Stop Building AI Skyscrapers on a Data Swamp
Clean, connected data beats complex models. Start with naming, structure, and a simple lake→warehouse pipeline.
December 14, 2025 By Yi Li - A battery engineer
The battery industry's current discourse focuses almost exclusively on the flashy stuff: breakthrough solid-state chemistries, the promise of generative AI designing the next supercell, and groundbreaking machine learning models that can predict battery pack performance after 10 years with only one month of cycling data.
This is misguided. Instead, I like to look at our industry using Charlie Munger's principle of inversion—looking at a problem backwards. What we tend to ask is "How do we use AI to predict battery behaviors?". What we should really be asking, however, is "What is currently preventing us from knowing anything for certain about our battery packs?"
Right now, the main problem in the battery industry isn't a lack of algorithms. It's poor data infrastructure, which is often chaotic, fragmented, and, for the most part, ignored.
💡 We're trying to build AI skyscrapers on a data swamp.
Our industry needs to stop pretending our data are good enough. We need to focus instead on how to improve it and extract value from it through basic data management. I'll show that this can be done without spending a fortune and/or getting in bed with third parties who will invariably try to charge a fortune for their pie-in-the-sky products.
The unspoken gaps
The communication gap
In the battery world, collaboration across teams can be challenging. One area where this shows up is between management and engineering. This isn't simply about different working styles, it reflects a genuine communication gap where each group approaches problems from different perspectives.

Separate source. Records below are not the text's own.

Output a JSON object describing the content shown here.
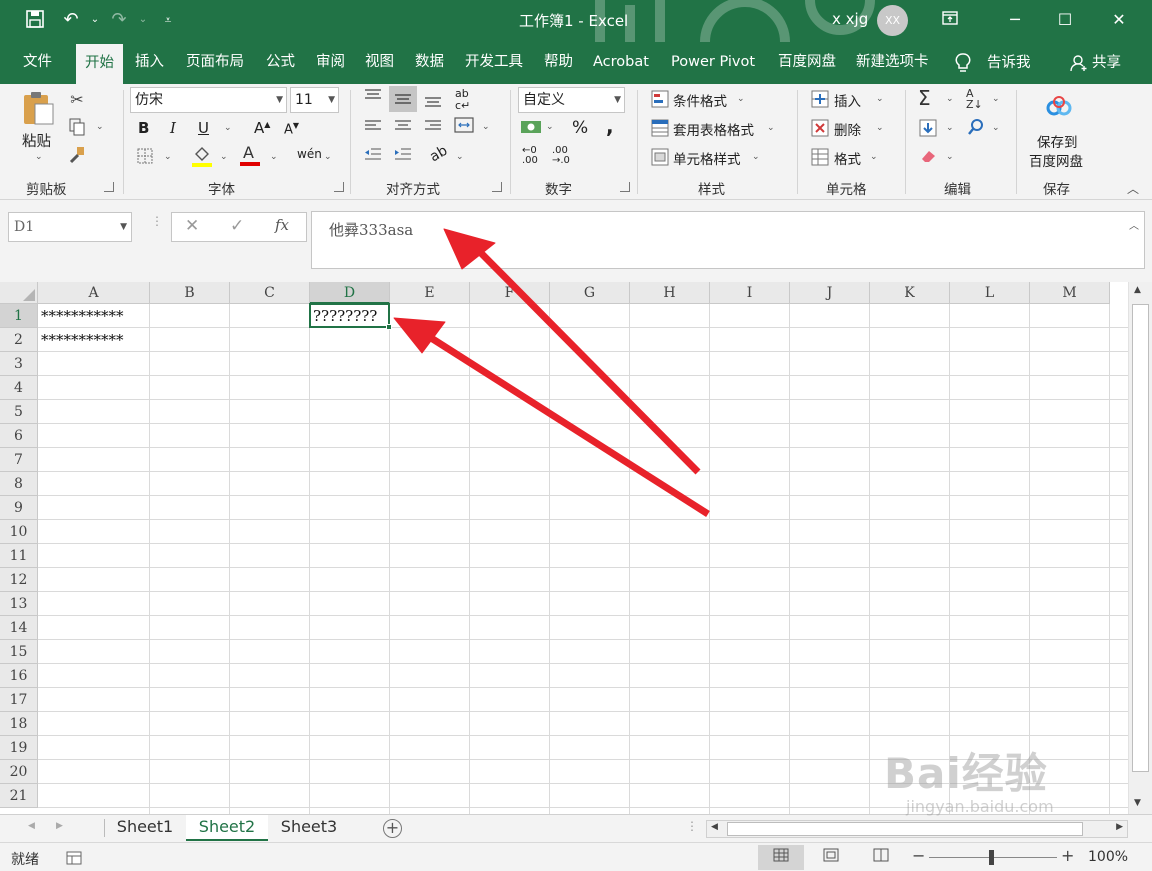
{
  "window": {
    "title": "工作簿1 - Excel",
    "user": "x xjg",
    "avatar_initials": "XX"
  },
  "quick_access": {
    "icons": [
      "save-icon",
      "undo-icon",
      "redo-icon",
      "customize-icon"
    ]
  },
  "menu": {
    "tabs": [
      "文件",
      "开始",
      "插入",
      "页面布局",
      "公式",
      "审阅",
      "视图",
      "数据",
      "开发工具",
      "帮助",
      "Acrobat",
      "Power Pivot",
      "百度网盘",
      "新建选项卡"
    ],
    "active": "开始",
    "tell_me": "告诉我",
    "share": "共享"
  },
  "ribbon": {
    "clipboard": {
      "paste": "粘贴",
      "label": "剪贴板"
    },
    "font": {
      "name": "仿宋",
      "size": "11",
      "label": "字体"
    },
    "alignment": {
      "label": "对齐方式"
    },
    "number": {
      "format": "自定义",
      "label": "数字",
      "percent": "%",
      "comma": ","
    },
    "styles": {
      "conditional": "条件格式",
      "table": "套用表格格式",
      "cell": "单元格样式",
      "label": "样式"
    },
    "cells": {
      "insert": "插入",
      "delete": "删除",
      "format": "格式",
      "label": "单元格"
    },
    "editing": {
      "label": "编辑"
    },
    "save": {
      "line1": "保存到",
      "line2": "百度网盘",
      "label": "保存"
    }
  },
  "formula_bar": {
    "name_box": "D1",
    "fx": "fx",
    "content": "他彛333asa"
  },
  "grid": {
    "columns": [
      "A",
      "B",
      "C",
      "D",
      "E",
      "F",
      "G",
      "H",
      "I",
      "J",
      "K",
      "L",
      "M"
    ],
    "rows": [
      "1",
      "2",
      "3",
      "4",
      "5",
      "6",
      "7",
      "8",
      "9",
      "10",
      "11",
      "12",
      "13",
      "14",
      "15",
      "16",
      "17",
      "18",
      "19",
      "20",
      "21"
    ],
    "cells": {
      "A1": "***********",
      "A2": "***********",
      "D1": "????????"
    },
    "selected": "D1"
  },
  "sheets": {
    "tabs": [
      "Sheet1",
      "Sheet2",
      "Sheet3"
    ],
    "active": "Sheet2"
  },
  "status": {
    "ready": "就绪",
    "zoom": "100%"
  },
  "watermark": {
    "brand": "Bai经验",
    "url": "jingyan.baidu.com"
  },
  "colors": {
    "accent": "#217346",
    "arrow": "#e8222a"
  }
}
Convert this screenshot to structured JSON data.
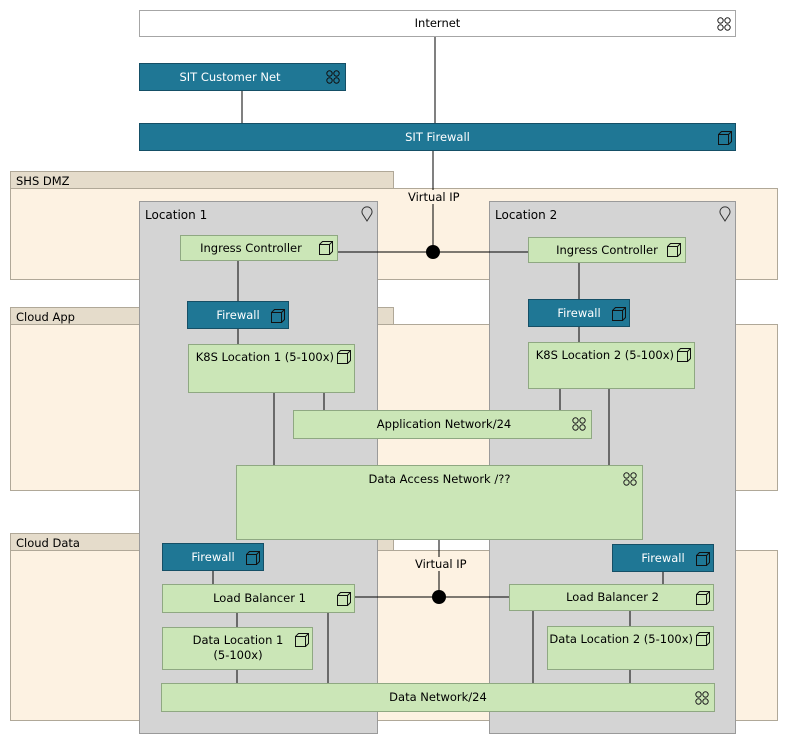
{
  "zones": {
    "dmz": "SHS DMZ",
    "cloud_app": "Cloud App",
    "cloud_data": "Cloud Data"
  },
  "locations": {
    "loc1": "Location 1",
    "loc2": "Location 2"
  },
  "nodes": {
    "internet": "Internet",
    "sit_customer_net": "SIT Customer Net",
    "sit_firewall": "SIT Firewall",
    "ingress1": "Ingress Controller",
    "ingress2": "Ingress Controller",
    "firewall_app1": "Firewall",
    "firewall_app2": "Firewall",
    "k8s1": "K8S Location 1 (5-100x)",
    "k8s2": "K8S Location 2 (5-100x)",
    "app_network": "Application Network/24",
    "data_access_network": "Data Access Network /??",
    "firewall_data1": "Firewall",
    "firewall_data2": "Firewall",
    "lb1": "Load Balancer 1",
    "lb2": "Load Balancer 2",
    "data_loc1_line1": "Data Location 1",
    "data_loc1_line2": "(5-100x)",
    "data_loc2": "Data Location 2 (5-100x)",
    "data_network": "Data Network/24"
  },
  "junctions": {
    "vip_top": "Virtual IP",
    "vip_bottom": "Virtual IP"
  },
  "icons": {
    "network": "network-icon",
    "node": "node-cube-icon",
    "location": "location-pin-icon"
  },
  "colors": {
    "zone_tab": "#e5dccb",
    "zone_body": "#fdf2e2",
    "location": "#d4d4d4",
    "node_green": "#cbe6b7",
    "node_blue": "#1f7795"
  }
}
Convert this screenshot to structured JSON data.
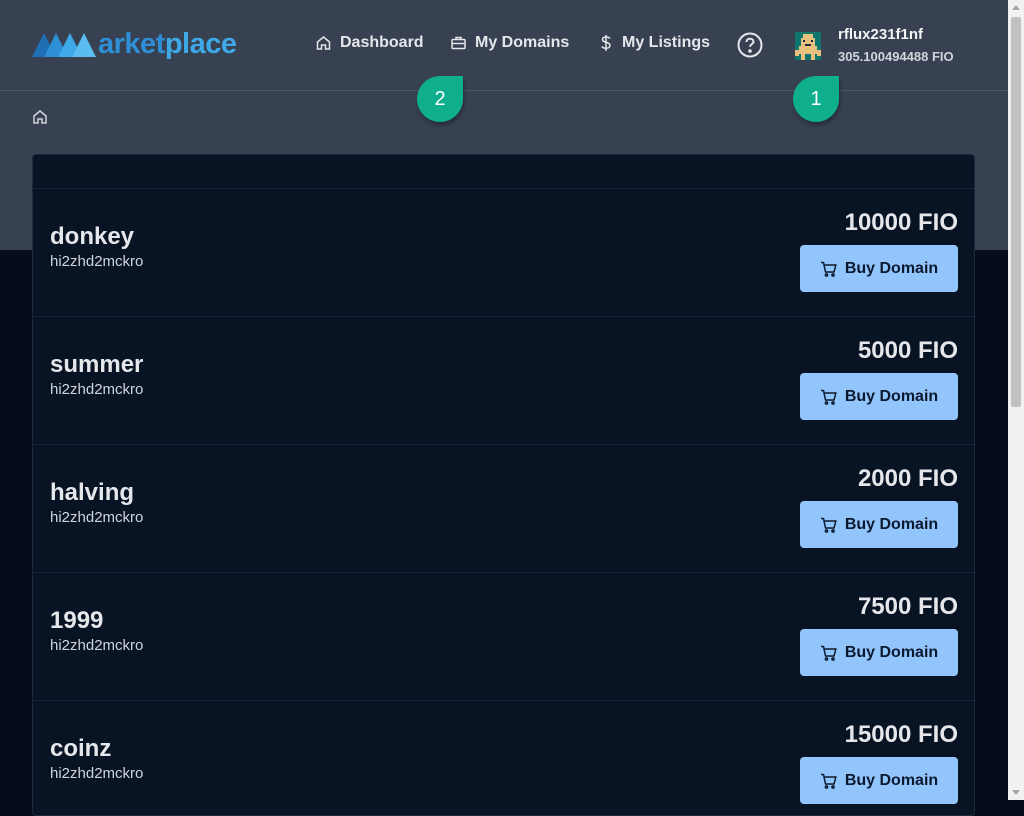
{
  "logo": {
    "part_a": "arket",
    "part_b": "place"
  },
  "nav": {
    "dashboard": "Dashboard",
    "my_domains": "My Domains",
    "my_listings": "My Listings"
  },
  "user": {
    "name": "rflux231f1nf",
    "balance": "305.100494488 FIO"
  },
  "markers": {
    "first": "1",
    "second": "2"
  },
  "listings": [
    {
      "name": "donkey",
      "owner": "hi2zhd2mckro",
      "price": "10000 FIO",
      "button": "Buy Domain"
    },
    {
      "name": "summer",
      "owner": "hi2zhd2mckro",
      "price": "5000 FIO",
      "button": "Buy Domain"
    },
    {
      "name": "halving",
      "owner": "hi2zhd2mckro",
      "price": "2000 FIO",
      "button": "Buy Domain"
    },
    {
      "name": "1999",
      "owner": "hi2zhd2mckro",
      "price": "7500 FIO",
      "button": "Buy Domain"
    },
    {
      "name": "coinz",
      "owner": "hi2zhd2mckro",
      "price": "15000 FIO",
      "button": "Buy Domain"
    }
  ],
  "colors": {
    "header_bg": "#374151",
    "page_bg": "#050d1a",
    "panel_bg": "#081324",
    "button_bg": "#93c5fd",
    "marker": "#0fae8c",
    "logo_blue": "#2f8fd6"
  },
  "icons": {
    "logo": "logo-m-icon",
    "dashboard": "home-icon",
    "my_domains": "briefcase-icon",
    "my_listings": "dollar-icon",
    "help": "help-circle-icon",
    "avatar": "pixel-avatar-icon",
    "breadcrumb": "home-icon",
    "buy": "cart-icon"
  }
}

a. The Clash: Deterministic Expectations vs. Probabilistic Reality
Leadership naturally craves results. They want robust predictions about pack durability to make business decisions. They ask binary questions: "Will this pack last 10 years? Yes or No?" This is an understandable desire for certainty. However, they often view the modeling process as a commodity—like pushing out a software update that IT can sort out in a week.
Engineers, on the other hand, know that physics doesn't answer in "Yes or No." We answer in confidence intervals and probabilities. When management asks for a guarantee, engineers hear a request for the impossible.
b. The Data Iceberg: The Invisible 70%
Management pays for the tip; engineers drown in the rest.
This mentality ignores the reality of the work. Management usually only sees the final result—the "flashy graph" in a PPT. They remain unaware of the Data Iceberg. For a battery engineer, ~70% (or even more) of the time is not spent modeling; it is spent wrestling with the inputs. It involves collecting data from multiple sources, filtering noise, aligning timestamps from different sensors, and patching messy datasets.
c. The Rise of "PowerPoint Engineering"
This invisibility creates a perverse incentive structure. If the "grind" is invisible, and success is judged solely on the final presentation, we stop optimizing for engineering truth and start optimizing for "Executive Presence."
We are seeing the rise of PowerPoint Engineering. In this culture, the engineer who spends weeks ensuring the data is mathematically sound often loses out to the engineer who spends their time adjusting fonts, colors, and animations. The "winner" is not the one with the robust model, but the one with the persuasive narrative.
d. The Joint Responsibility
We cannot fix this by simply blaming "the other side." Both parties are currently too ignorant to talk to each other effectively.
- Management's Duty: They must stop treating simulation as a black box. They need to learn to ask, "What is the quality of the input data?" rather than just "What is the result?"
- Engineering's Duty: We have a responsibility to educate. We often fail to articulate why the data cleaning takes 70% of the time.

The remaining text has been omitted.